3. Inability to Say ‘No’
As mentioned in the above points, because women are inherently wired to never say ‘no’, we don’t even attempt it. At great personal, emotional, physical, and psychological costs to ourselves. I admit I am still a work in progress, but there is no reason you could not start early. Be a little selfish. Communicate the reason for your ‘no’ – but not always. It’s fine to say ‘no’ even on a whim sometimes.
A subtype of unrealistic expectations and pressure is perfectionism. I know this because I am guilty of being one. If you feel that you have to do all things well, or that your best is never good enough, or that if you delegate a job to someone, it may not get done well – you are inviting a major burnout. Some of us try so hard to be good mothers, that we feel they can’t make any mistakes; that even our thoughts must always be loving and nurturing. TOO UNREAL! Learn to let go. I did. The hard way – and I am still paying the price and often get to hear the people or relationships I neglected.
5. No help
It is important for families to understand that bringing up a baby is not a one-person job. And also that they need not ‘handle’ the baby when he is in a good mood. If they wanted a toy, they should have bought one and not had one. It takes a village to raise a child. Ask for help. I was always afraid of saying I needed a break because I thought it would make me sound like a horrible mother – sometimes I really did not have a choice because I knew the other family members would never chip in.
Help yourself and your husband by stating clearly and calmly what your own needs are. Men can’t guess what it is women want from them because most men are not as intuitive about other people’s needs as women are. If a mother has trouble asking, it’s a red flag that some counseling is needed. She may have a severe tendency toward perfectionism, or, if she’s struggling with depression after the birth, she may be having trouble communicating her needs.
6. Ignoring yourself
As mothers, we are conditioned (or sometimes grow to) put our needs on the backburner. Moms keep their feelings reigned in because we must be patient and loving, kind and understanding, empathetic, helpful, energetic, and playful for our kids. We are also socialized to ignore our needs; taking care of our own selves is considered selfish. Worse still, asking for help is seen as somewhat weak. Because that is when the sermons start: “we did this too!” or “what is so unusual about it” and the most painful – “you don’t know how to do it”!

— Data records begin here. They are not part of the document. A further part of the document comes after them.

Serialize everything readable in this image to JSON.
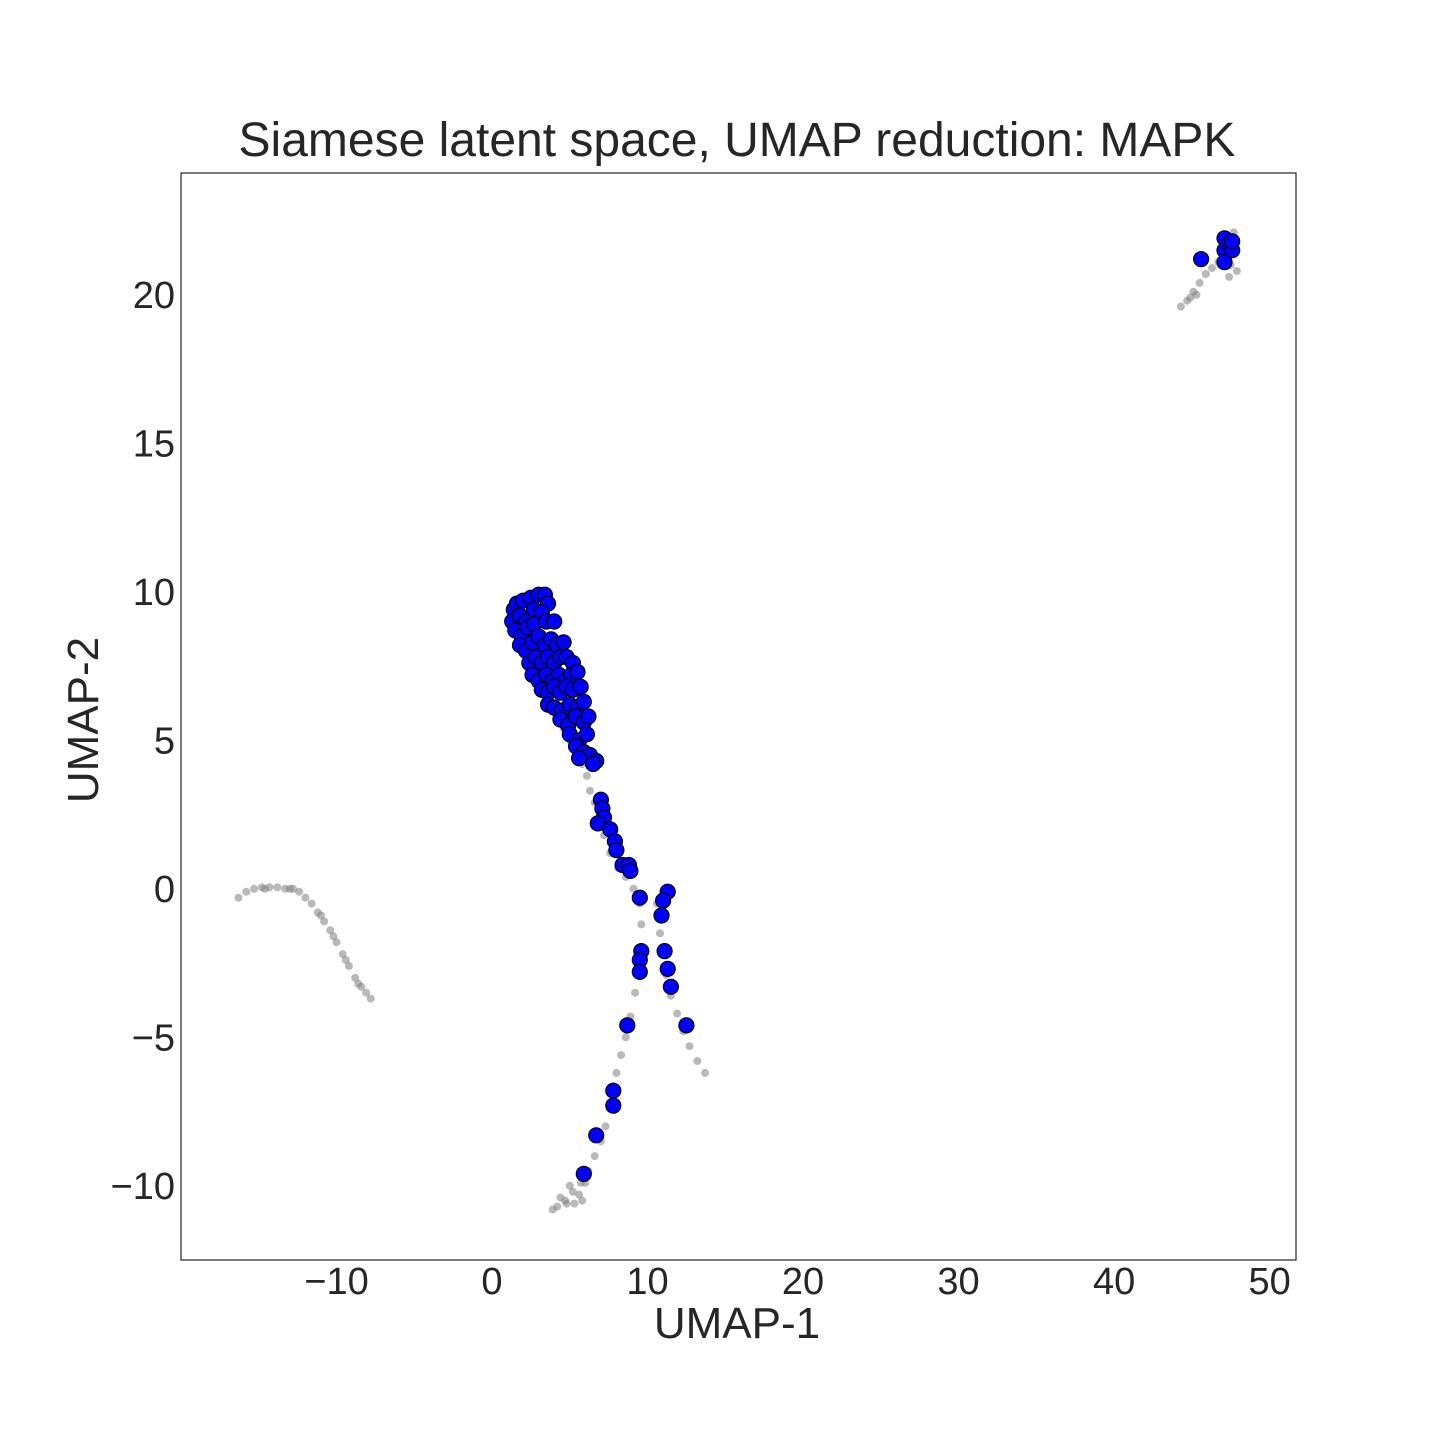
{
  "chart_data": {
    "type": "scatter",
    "title": "Siamese latent space, UMAP reduction: MAPK",
    "xlabel": "UMAP-1",
    "ylabel": "UMAP-2",
    "xlim": [
      -20,
      51.7
    ],
    "ylim": [
      -12.5,
      24.1
    ],
    "x_ticks": [
      -10,
      0,
      10,
      20,
      30,
      40,
      50
    ],
    "x_tick_labels": [
      "−10",
      "0",
      "10",
      "20",
      "30",
      "40",
      "50"
    ],
    "y_ticks": [
      -10,
      -5,
      0,
      5,
      10,
      15,
      20
    ],
    "y_tick_labels": [
      "−10",
      "−5",
      "0",
      "5",
      "10",
      "15",
      "20"
    ],
    "grid": false,
    "colors": {
      "background": "#ffffff",
      "highlight": "#0000ff",
      "highlight_edge": "#000000",
      "background_points": "#808080"
    },
    "series": [
      {
        "role": "background",
        "color": "#808080",
        "points": [
          [
            -16.3,
            -0.3
          ],
          [
            -15.8,
            -0.1
          ],
          [
            -15.3,
            0.0
          ],
          [
            -14.8,
            0.05
          ],
          [
            -14.3,
            0.05
          ],
          [
            -13.8,
            0.05
          ],
          [
            -13.3,
            0.0
          ],
          [
            -12.8,
            0.0
          ],
          [
            -12.4,
            -0.1
          ],
          [
            -12.0,
            -0.3
          ],
          [
            -11.6,
            -0.5
          ],
          [
            -11.2,
            -0.8
          ],
          [
            -10.8,
            -1.1
          ],
          [
            -10.4,
            -1.4
          ],
          [
            -10.0,
            -1.8
          ],
          [
            -9.6,
            -2.2
          ],
          [
            -9.2,
            -2.6
          ],
          [
            -8.8,
            -3.0
          ],
          [
            -8.4,
            -3.3
          ],
          [
            -8.1,
            -3.5
          ],
          [
            -7.8,
            -3.7
          ],
          [
            -11.0,
            -0.9
          ],
          [
            -9.4,
            -2.4
          ],
          [
            -13.0,
            0.0
          ],
          [
            -14.6,
            0.0
          ],
          [
            -10.2,
            -1.6
          ],
          [
            -8.6,
            -3.2
          ],
          [
            1.3,
            9.2
          ],
          [
            1.5,
            8.9
          ],
          [
            1.8,
            8.6
          ],
          [
            2.1,
            8.2
          ],
          [
            2.4,
            7.8
          ],
          [
            2.7,
            7.4
          ],
          [
            3.0,
            7.0
          ],
          [
            3.3,
            6.6
          ],
          [
            3.7,
            6.2
          ],
          [
            4.2,
            5.8
          ],
          [
            4.6,
            5.4
          ],
          [
            5.0,
            5.0
          ],
          [
            5.4,
            4.6
          ],
          [
            5.8,
            4.2
          ],
          [
            6.1,
            3.8
          ],
          [
            6.3,
            3.3
          ],
          [
            6.6,
            2.9
          ],
          [
            6.9,
            2.4
          ],
          [
            7.2,
            1.8
          ],
          [
            7.6,
            1.2
          ],
          [
            8.1,
            0.7
          ],
          [
            8.6,
            0.4
          ],
          [
            9.1,
            0.0
          ],
          [
            9.5,
            -0.5
          ],
          [
            9.6,
            -1.2
          ],
          [
            9.6,
            -2.0
          ],
          [
            9.4,
            -2.8
          ],
          [
            9.2,
            -3.5
          ],
          [
            8.9,
            -4.3
          ],
          [
            8.6,
            -5.0
          ],
          [
            8.3,
            -5.6
          ],
          [
            8.0,
            -6.2
          ],
          [
            7.8,
            -6.8
          ],
          [
            7.6,
            -7.4
          ],
          [
            7.3,
            -8.0
          ],
          [
            7.0,
            -8.5
          ],
          [
            6.6,
            -9.0
          ],
          [
            6.2,
            -9.5
          ],
          [
            5.7,
            -9.9
          ],
          [
            5.2,
            -10.2
          ],
          [
            4.7,
            -10.5
          ],
          [
            4.2,
            -10.7
          ],
          [
            3.9,
            -10.8
          ],
          [
            4.4,
            -10.4
          ],
          [
            5.0,
            -10.0
          ],
          [
            5.6,
            -10.3
          ],
          [
            5.3,
            -10.6
          ],
          [
            4.8,
            -10.6
          ],
          [
            6.0,
            -9.9
          ],
          [
            5.8,
            -10.5
          ],
          [
            11.2,
            -0.2
          ],
          [
            11.0,
            -0.8
          ],
          [
            10.8,
            -1.5
          ],
          [
            10.9,
            -2.2
          ],
          [
            11.2,
            -2.9
          ],
          [
            11.5,
            -3.6
          ],
          [
            11.9,
            -4.2
          ],
          [
            12.3,
            -4.8
          ],
          [
            12.7,
            -5.3
          ],
          [
            13.2,
            -5.8
          ],
          [
            13.7,
            -6.2
          ],
          [
            10.6,
            -0.5
          ],
          [
            11.3,
            -3.3
          ],
          [
            44.3,
            19.6
          ],
          [
            44.7,
            19.8
          ],
          [
            45.1,
            20.1
          ],
          [
            45.5,
            20.4
          ],
          [
            45.9,
            20.7
          ],
          [
            46.3,
            20.9
          ],
          [
            46.7,
            21.1
          ],
          [
            47.1,
            21.3
          ],
          [
            47.5,
            21.0
          ],
          [
            47.8,
            21.4
          ],
          [
            47.6,
            21.8
          ],
          [
            47.3,
            22.0
          ],
          [
            47.9,
            20.8
          ],
          [
            47.4,
            20.6
          ],
          [
            46.9,
            21.6
          ],
          [
            47.7,
            22.1
          ],
          [
            45.3,
            20.0
          ],
          [
            44.9,
            19.9
          ]
        ]
      },
      {
        "role": "highlight",
        "color": "#0000ff",
        "points": [
          [
            1.4,
            9.4
          ],
          [
            1.3,
            9.0
          ],
          [
            1.6,
            9.6
          ],
          [
            2.0,
            9.7
          ],
          [
            2.5,
            9.8
          ],
          [
            3.0,
            9.9
          ],
          [
            3.4,
            9.9
          ],
          [
            3.6,
            9.6
          ],
          [
            1.8,
            9.2
          ],
          [
            2.2,
            9.0
          ],
          [
            2.7,
            9.4
          ],
          [
            3.2,
            9.3
          ],
          [
            1.5,
            8.7
          ],
          [
            1.9,
            8.5
          ],
          [
            2.3,
            8.8
          ],
          [
            2.7,
            8.9
          ],
          [
            3.5,
            9.0
          ],
          [
            4.0,
            9.0
          ],
          [
            1.8,
            8.2
          ],
          [
            2.2,
            8.0
          ],
          [
            2.6,
            8.3
          ],
          [
            3.0,
            8.5
          ],
          [
            3.4,
            8.2
          ],
          [
            3.8,
            8.4
          ],
          [
            4.2,
            8.2
          ],
          [
            4.6,
            8.3
          ],
          [
            2.4,
            7.6
          ],
          [
            2.8,
            7.8
          ],
          [
            3.2,
            7.6
          ],
          [
            3.6,
            7.8
          ],
          [
            4.0,
            7.6
          ],
          [
            4.4,
            7.8
          ],
          [
            4.8,
            7.8
          ],
          [
            5.2,
            7.6
          ],
          [
            2.6,
            7.2
          ],
          [
            3.0,
            7.0
          ],
          [
            3.5,
            7.2
          ],
          [
            3.9,
            7.0
          ],
          [
            4.3,
            7.2
          ],
          [
            4.7,
            7.0
          ],
          [
            5.1,
            7.2
          ],
          [
            5.5,
            7.3
          ],
          [
            3.2,
            6.7
          ],
          [
            3.6,
            6.6
          ],
          [
            4.0,
            6.8
          ],
          [
            4.4,
            6.6
          ],
          [
            4.8,
            6.8
          ],
          [
            5.2,
            6.7
          ],
          [
            5.7,
            6.8
          ],
          [
            3.6,
            6.2
          ],
          [
            4.0,
            6.1
          ],
          [
            4.5,
            6.0
          ],
          [
            5.0,
            6.2
          ],
          [
            5.5,
            6.1
          ],
          [
            5.9,
            6.3
          ],
          [
            4.4,
            5.7
          ],
          [
            4.9,
            5.5
          ],
          [
            5.4,
            5.8
          ],
          [
            5.9,
            5.6
          ],
          [
            6.2,
            5.8
          ],
          [
            5.0,
            5.2
          ],
          [
            5.6,
            5.0
          ],
          [
            6.1,
            5.2
          ],
          [
            5.4,
            4.8
          ],
          [
            5.9,
            4.6
          ],
          [
            6.3,
            4.5
          ],
          [
            5.6,
            4.4
          ],
          [
            6.7,
            4.3
          ],
          [
            6.5,
            4.2
          ],
          [
            7.0,
            3.0
          ],
          [
            7.1,
            2.7
          ],
          [
            7.2,
            2.4
          ],
          [
            6.8,
            2.2
          ],
          [
            7.6,
            2.0
          ],
          [
            7.9,
            1.6
          ],
          [
            8.0,
            1.3
          ],
          [
            8.4,
            0.8
          ],
          [
            8.8,
            0.8
          ],
          [
            8.9,
            0.6
          ],
          [
            9.5,
            -0.3
          ],
          [
            9.6,
            -2.1
          ],
          [
            9.5,
            -2.4
          ],
          [
            9.5,
            -2.8
          ],
          [
            8.7,
            -4.6
          ],
          [
            7.8,
            -6.8
          ],
          [
            7.8,
            -7.3
          ],
          [
            6.7,
            -8.3
          ],
          [
            5.9,
            -9.6
          ],
          [
            11.3,
            -0.1
          ],
          [
            11.0,
            -0.4
          ],
          [
            10.9,
            -0.9
          ],
          [
            11.1,
            -2.1
          ],
          [
            11.3,
            -2.7
          ],
          [
            11.5,
            -3.3
          ],
          [
            12.5,
            -4.6
          ],
          [
            45.6,
            21.2
          ],
          [
            47.1,
            21.9
          ],
          [
            47.1,
            21.5
          ],
          [
            47.4,
            21.7
          ],
          [
            47.6,
            21.5
          ],
          [
            47.6,
            21.8
          ],
          [
            47.1,
            21.1
          ]
        ]
      }
    ]
  }
}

Sometimes we get so caught up in taking such good care of all of those little people around us – that we forget to take care of ourselves. I have several friends who have told me (and it does pain me because I have been through this myself) they do everything when it comes to parenting while their husbands enjoy plenty of “me” time. Communicate openly with your partner about your needs. I remember the relief I felt when my mother would babysit or my husband came home less tired and I could do basic things for myself that I was neglecting, like taking a shower, going to the dentist for an overdue appointment, or just snoozing for ten minutes in a peaceful bedroom to get my energy back. This ME time helps find balance when you need a little extra time for yourself to escape the chaos. Find something you love to do. What do you love? Reading, painting, movies? Do you have a hobby?
Never feel guilty or ashamed about being a burnout, because the truth is: being a parent is exhausting when you’re pulled in so many directions. Most importantly, remember to go easy on yourself!